Abstract

This paper situates the work of Renaissance criticism as a type of belated work of mourning or memorial aesthetics. In particular I want to focus on the emergence of a supposedly “modern” form of subjectivity during the theorisation of Renaissance criticism in the eighties –its distinctiveness as well as its occlusions. For the purpose of this essay I take the work of the British critic Francis Barker as, in some sense, broadly representative of a trend in political criticism that was focused on a recovery of the lost significance of the body as a site of subjection. However, I will also argue that the relocation of the mind-body split in the first wave theorisation of Renaissance criticism needs to be read again. The founding dividuation of self in this early criticism is now often criticised for positioning the subject in reductively functionalist or mechanistic terms, as the product of the discourse of power/knowledge that produced it.
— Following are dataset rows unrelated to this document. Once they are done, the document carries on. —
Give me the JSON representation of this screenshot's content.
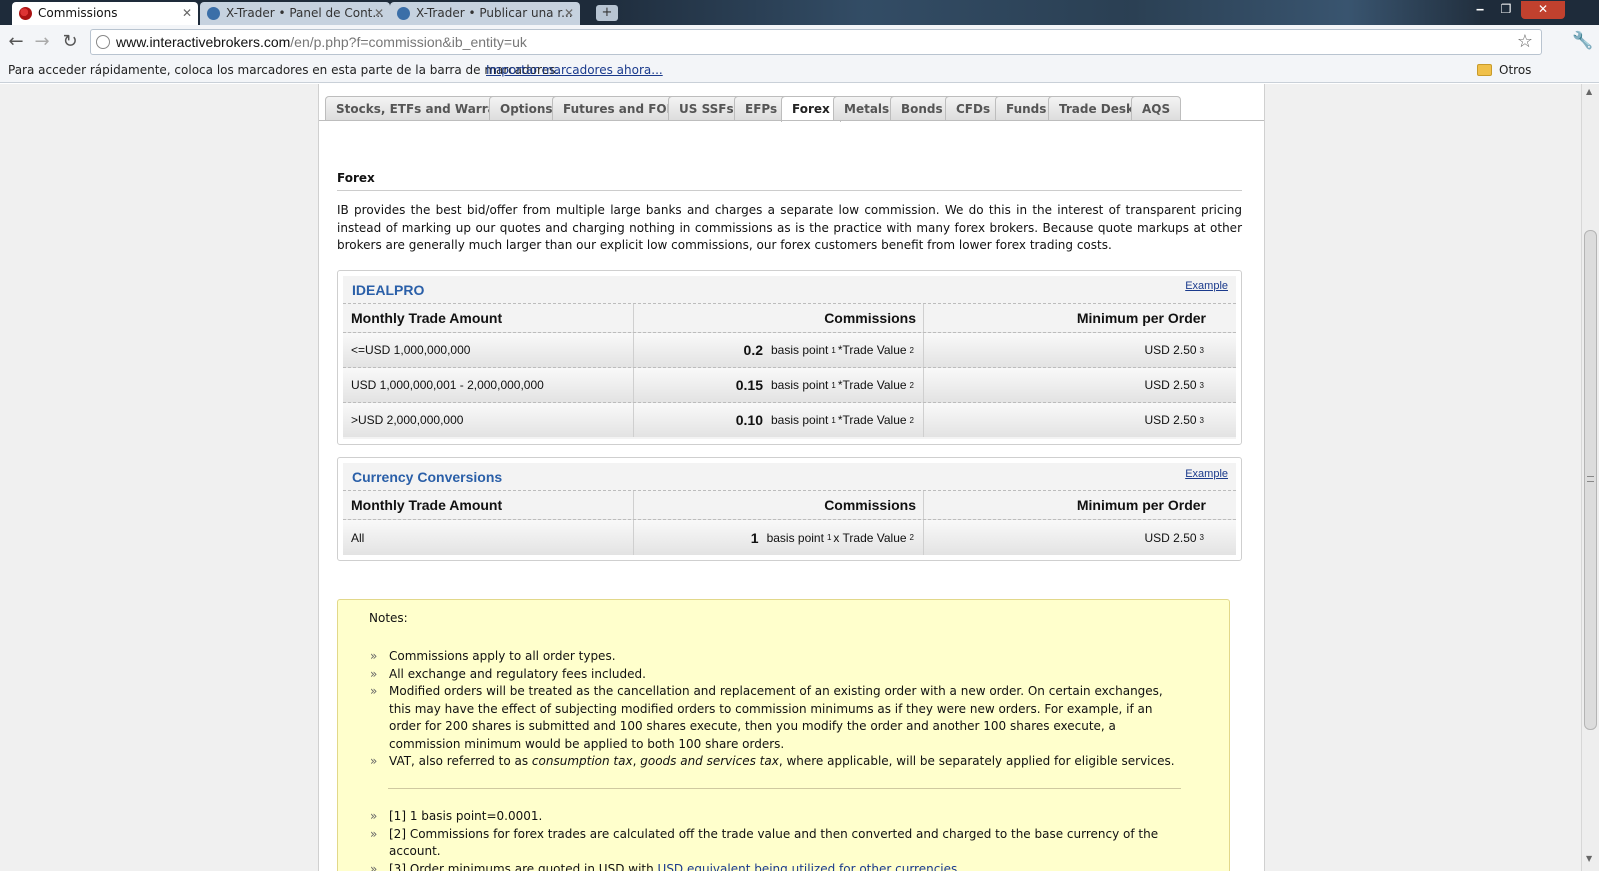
{
  "browser": {
    "tabs": [
      {
        "title": "Commissions",
        "active": true
      },
      {
        "title": "X-Trader • Panel de Cont...",
        "active": false
      },
      {
        "title": "X-Trader • Publicar una r...",
        "active": false
      }
    ],
    "url_host": "www.interactivebrokers.com",
    "url_path": "/en/p.php?f=commission&ib_entity=uk",
    "bookmarks_message": "Para acceder rápidamente, coloca los marcadores en esta parte de la barra de marcadores.",
    "bookmarks_import": "Importar marcadores ahora...",
    "other_bookmarks": "Otros marcadores"
  },
  "product_tabs": [
    "Stocks, ETFs and Warrants",
    "Options",
    "Futures and FOPs",
    "US SSFs",
    "EFPs",
    "Forex",
    "Metals",
    "Bonds",
    "CFDs",
    "Funds",
    "Trade Desk",
    "AQS"
  ],
  "selected_tab": "Forex",
  "section": {
    "title": "Forex",
    "intro": "IB provides the best bid/offer from multiple large banks and charges a separate low commission. We do this in the interest of transparent pricing instead of marking up our quotes and charging nothing in commissions as is the practice with many forex brokers. Because quote markups at other brokers are generally much larger than our explicit low commissions, our forex customers benefit from lower forex trading costs."
  },
  "idealpro": {
    "title": "IDEALPRO",
    "example": "Example",
    "headers": [
      "Monthly Trade Amount",
      "Commissions",
      "Minimum per Order"
    ],
    "rows": [
      {
        "amount": "<=USD 1,000,000,000",
        "rate": "0.2",
        "unit": "basis point",
        "sup1": "1",
        "mult": "*Trade Value",
        "sup2": "2",
        "min": "USD 2.50",
        "sup3": "3"
      },
      {
        "amount": "USD 1,000,000,001 - 2,000,000,000",
        "rate": "0.15",
        "unit": "basis point",
        "sup1": "1",
        "mult": "*Trade Value",
        "sup2": "2",
        "min": "USD 2.50",
        "sup3": "3"
      },
      {
        "amount": ">USD 2,000,000,000",
        "rate": "0.10",
        "unit": "basis point",
        "sup1": "1",
        "mult": "*Trade Value",
        "sup2": "2",
        "min": "USD 2.50",
        "sup3": "3"
      }
    ]
  },
  "conversions": {
    "title": "Currency Conversions",
    "example": "Example",
    "headers": [
      "Monthly Trade Amount",
      "Commissions",
      "Minimum per Order"
    ],
    "rows": [
      {
        "amount": "All",
        "rate": "1",
        "unit": "basis point",
        "sup1": "1",
        "mult": "x Trade Value",
        "sup2": "2",
        "min": "USD 2.50",
        "sup3": "3"
      }
    ]
  },
  "notes": {
    "title": "Notes:",
    "bullet": "»",
    "items": [
      "Commissions apply to all order types.",
      "All exchange and regulatory fees included.",
      "Modified orders will be treated as the cancellation and replacement of an existing order with a new order. On certain exchanges, this may have the effect of subjecting modified orders to commission minimums as if they were new orders. For example, if an order for 200 shares is submitted and 100 shares execute, then you modify the order and another 100 shares execute, a commission minimum would be applied to both 100 share orders."
    ],
    "vat": {
      "pre": "VAT, also referred to as ",
      "em1": "consumption tax",
      "sep": ", ",
      "em2": "goods and services tax",
      "post": ", where applicable, will be separately applied for eligible services."
    },
    "footnotes": [
      "[1] 1 basis point=0.0001.",
      "[2] Commissions for forex trades are calculated off the trade value and then converted and charged to the base currency of the account."
    ],
    "footnote3_pre": "[3] Order minimums are quoted in USD with ",
    "footnote3_link": "USD equivalent being utilized for other currencies",
    "footnote3_post": "."
  },
  "icons": {
    "back": "back-arrow-icon",
    "forward": "forward-arrow-icon",
    "reload": "reload-icon",
    "star": "star-icon",
    "wrench": "wrench-icon",
    "folder": "folder-icon"
  }
}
However, in much of the work that we label cultural materialist or new historicist, the experience of dualism also secreted an ethical standpoint that is worthy of our re-evaluation. In particular, and in building on the insights of Gillian Rose and Judith Butler on mourning, I suggest that the lyrical contemplation of lost bodies in radical criticism implicates our ties to others, as well as the relational ties to others implicit in any political sense of community. In turn, this suggests a more sophisticated account of political subjectivity, as well as a potential reparation of the concept of a political self for radical criticism.